Anche sulla revisione straordinaria (articolo 24 del Tetso Unico) l’ultimo rapporto disponibile del Mef risale al 2019: certifica mosse a singhiozzo, con alienazioni e recessi che avevano generato introiti per circa 431 milioni. All’appello mancano comunque ancora alcuni provvedimenti attuativi importanti, come il decreto “fasce”, ossia il provvedimento del ministro dell’Economia che dovrebbe definire gli indicatori dimensionali per individuare fino a cinque fasce per la classificazione delle società a controllo pubblico nell’ambito delle quali determinare il limite dei compensi massimi per amministratori, titolari e componenti degli organi di controllo, dirigenti e dipendenti. Nel frattempo si va avanti con il criterio della spesa storica.

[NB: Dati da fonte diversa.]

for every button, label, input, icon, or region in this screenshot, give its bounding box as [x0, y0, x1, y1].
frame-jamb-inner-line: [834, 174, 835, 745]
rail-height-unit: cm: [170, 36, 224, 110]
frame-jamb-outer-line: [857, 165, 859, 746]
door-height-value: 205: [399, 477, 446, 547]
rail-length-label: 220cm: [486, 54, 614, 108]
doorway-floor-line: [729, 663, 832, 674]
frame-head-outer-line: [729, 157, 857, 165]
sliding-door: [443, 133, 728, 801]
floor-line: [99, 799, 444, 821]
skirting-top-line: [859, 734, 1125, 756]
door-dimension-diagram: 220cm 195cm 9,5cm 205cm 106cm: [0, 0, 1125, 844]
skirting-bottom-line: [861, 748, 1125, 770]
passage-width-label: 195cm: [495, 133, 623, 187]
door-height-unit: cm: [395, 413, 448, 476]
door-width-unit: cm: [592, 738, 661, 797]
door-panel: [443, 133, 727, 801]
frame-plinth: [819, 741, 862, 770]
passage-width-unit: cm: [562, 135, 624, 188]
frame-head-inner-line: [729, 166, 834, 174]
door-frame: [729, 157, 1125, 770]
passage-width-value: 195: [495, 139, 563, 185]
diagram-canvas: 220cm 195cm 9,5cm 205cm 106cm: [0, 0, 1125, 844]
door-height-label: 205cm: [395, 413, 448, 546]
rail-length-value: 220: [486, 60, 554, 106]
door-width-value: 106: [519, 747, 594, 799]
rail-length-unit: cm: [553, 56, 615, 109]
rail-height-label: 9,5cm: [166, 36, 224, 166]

Scomparso dai radar anche il regolamento previsto dalla legge 162/2021 che dovrebbe ampliare alle controllate pubbliche non quotate l’obbligo del 40% di amministratori del genere sottorappresentato per sei mandati consecutivi, come stabilito per le quotate dalla legge di bilancio 2020. Anche su questo fronte mancano dati aggiornati, perché la relazione triennale 2019-2022 sullo stato di applicazione delle norme in tema di parità di genere nelle società a controllo pubblico, prevista dal Dpr 251/2012, «non risulta ancora presentata al Parlamento». L’ultima informazione risale a marzo 2019, quando la quota di donne negli organi di amministrazione e controllo delle società pubbliche non quotate si attestava a circa un terzo dei componenti, scendendo però al 12,3% tra gli amministratori unici. Per le quotate tutte le indagini registrano negli anni un trend crescente. L’ultimo rapporto di corporate governance della Consob ha certificato che a fine 2022 la presenza femminile ha raggiunto il 43% degli incarichi di amministrazione e il 41% di quelli di componente dell’organo di controllo. Con 17 Ad in società di piccole dimensioni.
Tra le novità del primo semestre di quest’anno, il monitoraggio segnala infine, oltre alla “seconda vita” in house della società Stretto di Messina per la realizzazione del ponte, la nascita dalle ceneri dell’Enit di un’altra società in house, Enit Spa, l’istituzione di Acque del Sud Spa, cui sono state trasferite le funzioni dell’Eipli, e la trasformazione di Anpal Servizi in Sviluppo lavoro Italia Spa. Un processo quasi inevitabile, quello del fiorire di nuove società – sembrerebbe suggerire il dossier – visto in particolare l’allargamento delle maglie per gli affidamenti in house previsto dal Codice degli appalti e dal Pnrr.